If you were to guess which government agency has had to pay out the most in court in recent years, the Department of Energy probably wouldn’t come to mind.
Yet the DOE is among the most prominent defendants requiring payment from the Judgment Fund, which pays for claims against the government. The department paid out more in legal claims than any other agency last year and the year before, according to the fund’s records — more than $5 billion over the last decade.
And according to the department itself, the bloodletting as far from over. The DOE has failed to make good on some of its most important contractual obligations for years, and its private partners have been collecting billions in damages.
The Nuclear Waste Policy Act of 1982 requires that the DOE dispose of nuclear waste being produced at civilian energy plants around the country, which in turn pay fees for a long-term storage facility. The department’s contracts with dozens of energy companies said it would start disposing of the waste in 1998.
The companies held up their end, feeding about $750 million into the Nuclear Waste Fund each year. But the department did not manage to set up any facility to receive the waste, forcing energy companies to store it themselves on-site.
All those partial breaches of contract haven’t come cheap. As of the end of 2015, the DOE has paid $5.3 billion for failing to fulfill its obligations, and even if it manages to start disposing of waste in the next 10 years, it could still be on the hook for nearly $24 billion in additional liability.
“Because the United States has no facility available to receive spent nuclear fuel (SNF) and high-level radioactive waste (HLW) under the Nuclear Waste Policy Act, it has been unable to begin disposal of SNF from utilities as required by the standard contract with utilities,” said a DOE spokesperson in an email. “Significant litigation claiming damages for partial breach of contract has ensued as a result of this delay.”
At the end of 2015, the DOE had settled 35 lawsuits and resolved 33 with judgments, with 19 cases pending, according to the Congressional Budget Office. A court ruling halted the collection of storage fees in 2014, but energy companies are still seeking to recoup the money they’re spending every year on waste storage. Even after settlements for back pay are reached, the department is usually required to reimburse those costs going forward.
The hang-up has been in finding a location for the centralized storage facility. For decades, Yucca Mountain in Nevada was the only location that could legally be considered, despite fierce opposition from state and local groups. The Obama administration eventually abandoned the site as “unworkable” in 2011.
“Significant litigation claiming damages for partial breach of contract has ensued as a result of this delay.”

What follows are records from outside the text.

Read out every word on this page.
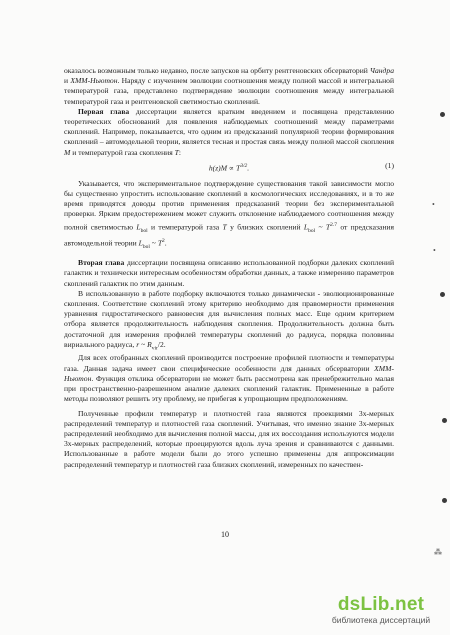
оказалось возможным только недавно, после запусков на орбиту рентгеновских обсерваторий Чандра и ХММ-Ньютон. Наряду с изучением эволюции соотношения между полной массой и интегральной температурой газа, представлено подтверждение эволюции соотношения между интегральной температурой газа и рентгеновской светимостью скоплений.

Первая глава диссертации является кратким введением и посвящена представлению теоретических обоснований для появления наблюдаемых соотношений между параметрами скоплений. Например, показывается, что одним из предсказаний популярной теории формирования скоплений – автомодельной теории, является тесная и простая связь между полной массой скопления M и температурой газа скопления T:

$h(z)M \propto T^{3/2}$.	(1)

Указывается, что экспериментальное подтверждение существования такой зависимости могло бы существенно упростить использование скоплений в космологических исследованиях, и в то же время приводятся доводы против применения предсказаний теории без экспериментальной проверки. Ярким предостережением может служить отклонение наблюдаемого соотношения между полной светимостью $L_{bol}$ и температурой газа T у близких скоплений $L_{bol}$ ~ $T^{2.7}$ от предсказания автомодельной теории $L_{bol}$ ~ $T^2$.

Вторая глава диссертации посвящена описанию использованной подборки далеких скоплений галактик и технически интересным особенностям обработки данных, а также измерению параметров скоплений галактик по этим данным.

В использованную в работе подборку включаются только динамически - эволюционированные скопления. Соответствие скоплений этому критерию необходимо для правомерности применения уравнения гидростатического равновесия для вычисления полных масс. Еще одним критерием отбора является продолжительность наблюдения скопления. Продолжительность должна быть достаточной для измерения профилей температуры скоплений до радиуса, порядка половины вириального радиуса, r ~ $R_{vir}/2$.

Для всех отобранных скоплений производится построение профилей плотности и температуры газа. Данная задача имеет свои специфические особенности для данных обсерватории ХММ-Ньютон. Функция отклика обсерватории не может быть рассмотрена как пренебрежительно малая при пространственно-разрешенном анализе далеких скоплений галактик. Примененные в работе методы позволяют решить эту проблему, не прибегая к упрощающим предположениям.

Полученные профили температур и плотностей газа являются проекциями 3х-мерных распределений температур и плотностей газа скоплений. Учитывая, что именно знание 3х-мерных распределений необходимо для вычисления полной массы, для их воссоздания используются модели 3х-мерных распределений, которые проецируются вдоль луча зрения и сравниваются с данными. Использованные в работе модели были до этого успешно применены для аппроксимации распределений температур и плотностей газа близких скоплений, измеренных по качествен-

10
•
•
⁂
dsLib.net
библиотека диссертаций
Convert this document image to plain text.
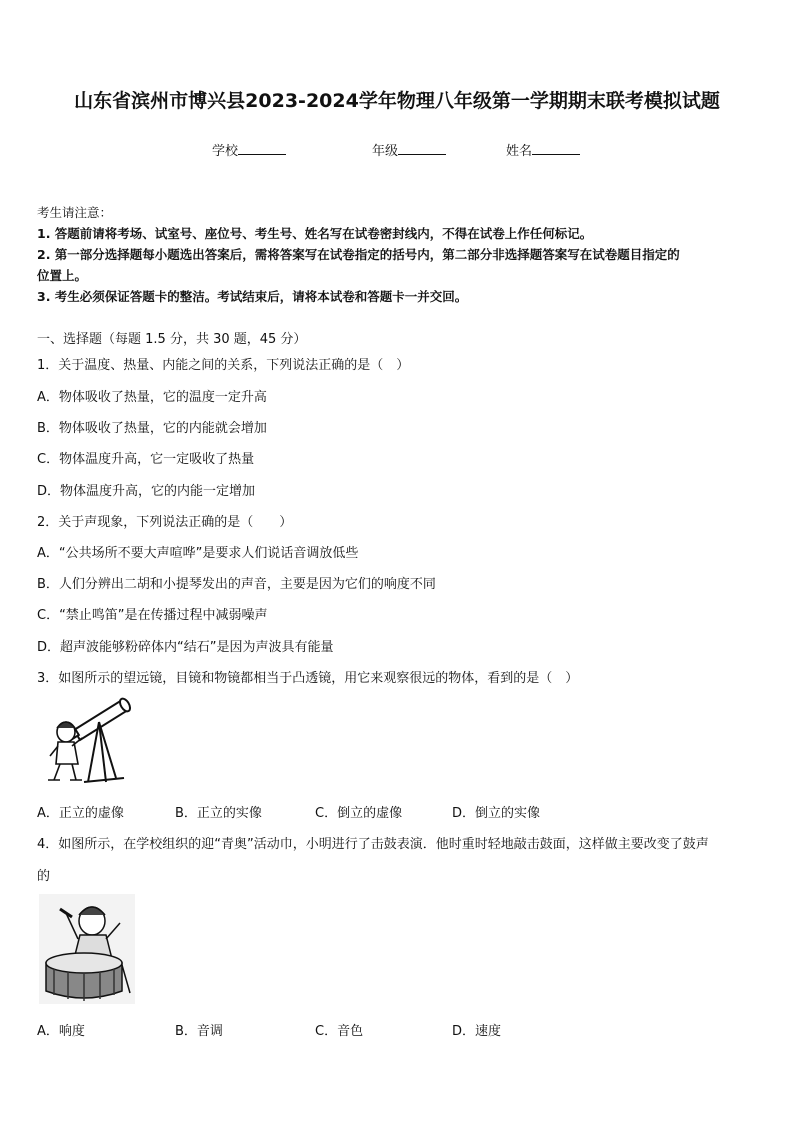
山东省滨州市博兴县2023-2024学年物理八年级第一学期期末联考模拟试题
学校	年级	姓名
考生请注意：
1. 答题前请将考场、试室号、座位号、考生号、姓名写在试卷密封线内，不得在试卷上作任何标记。
2. 第一部分选择题每小题选出答案后，需将答案写在试卷指定的括号内，第二部分非选择题答案写在试卷题目指定的
位置上。
3. 考生必须保证答题卡的整洁。考试结束后，请将本试卷和答题卡一并交回。
一、选择题（每题 1.5 分，共 30 题，45 分）
1．关于温度、热量、内能之间的关系，下列说法正确的是（　）
A．物体吸收了热量，它的温度一定升高
B．物体吸收了热量，它的内能就会增加
C．物体温度升高，它一定吸收了热量
D．物体温度升高，它的内能一定增加
2．关于声现象，下列说法正确的是（　　）
A．“公共场所不要大声喧哗”是要求人们说话音调放低些
B．人们分辨出二胡和小提琴发出的声音，主要是因为它们的响度不同
C．“禁止鸣笛”是在传播过程中减弱噪声
D．超声波能够粉碎体内“结石”是因为声波具有能量
3．如图所示的望远镜，目镜和物镜都相当于凸透镜，用它来观察很远的物体，看到的是（　）
A．正立的虚像	B．正立的实像	C．倒立的虚像	D．倒立的实像
4．如图所示，在学校组织的迎“青奥”活动巾，小明进行了击鼓表演．他时重时轻地敲击鼓面，这样做主要改变了鼓声
的
A．响度	B．音调	C．音色	D．速度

At the recommendation of the administration’s Blue Ribbon Commission (BRC), the department is now pursuing a “consent-based” approach, meaning that the DOE will seek the approval of relevant communities before construction, rather than trying to force all of the country’s spent nuclear waste on a pre-decided site in Nevada.
“The administration concurs with the conclusion of the BRC that a fundamental flaw of the 1987 amendments to the NWPA was the imposition of a site for characterization,” wrote then-Energy Secretary Steven Chu in the department’s most recent guiding strategy document from January 2013. “In practical terms, this means encouraging communities to volunteer to be considered to host a nuclear waste management facility.”
The DOE plans to have a pilot interim storage facility by 2021, initially to accept waste from reactor sites that were shut down years ago. Limiting the government’s massive liabilities is a major focus of the department’s strategy, according to the document.
The question isn’t whether the DOE will continue to have to pay out an exorbitant amount of money, but just how exorbitant that sum will end up being. The department itself projects that its total liabilities based on previous payouts will ultimately come to $29 billion in 2015 dollars, but that’s assuming it manages to start accepting waste in the next decade.
Neither the Department of Energy nor the Department of Justice could provide a list of related judgments and settlements so far, and the DOE said an updated liability estimate will not be available until its fiscal 2016 financial report comes out later this year.
“The department is currently developing a consent-based siting process for storage and disposal of SNF [spent nuclear fuel] and HLW [high-level radioactive waste],” said the department spokesperson. “Since January, DOE has held a series of public meetings and received feedback on how best to develop this process.”
The energy industry does not seem optimistic about a quick solution. According to the Nuclear Energy Institute, the department’s total liabilities could stretch to more than $50 billion. But that’s a more pessimistic figure that assumes a “total default” by the DOE.
The DOE’s own documentation for the Yucca Mountain project forecasts that if it failed completely and waste had to stay at the current sites indefinitely, it would cost between $75 billion and $82 billion in 2015 dollars over the first 100 years (including the cost of decommissioning Yucca).
Jay Silberg, a prominent energy industry attorney, said his estimate for total liability is closer to the $50 billion figure.
“I think that number is going to bear out, because I unfortunately don’t have much faith that the government will do what they promised to do in 1982,” said Silberg. “We all hope they can get their act together, but whether that will actually happen and whether it will be at large enough scale to remove the fuel piled up on these sites, I don’t have a lot of confidence in that.”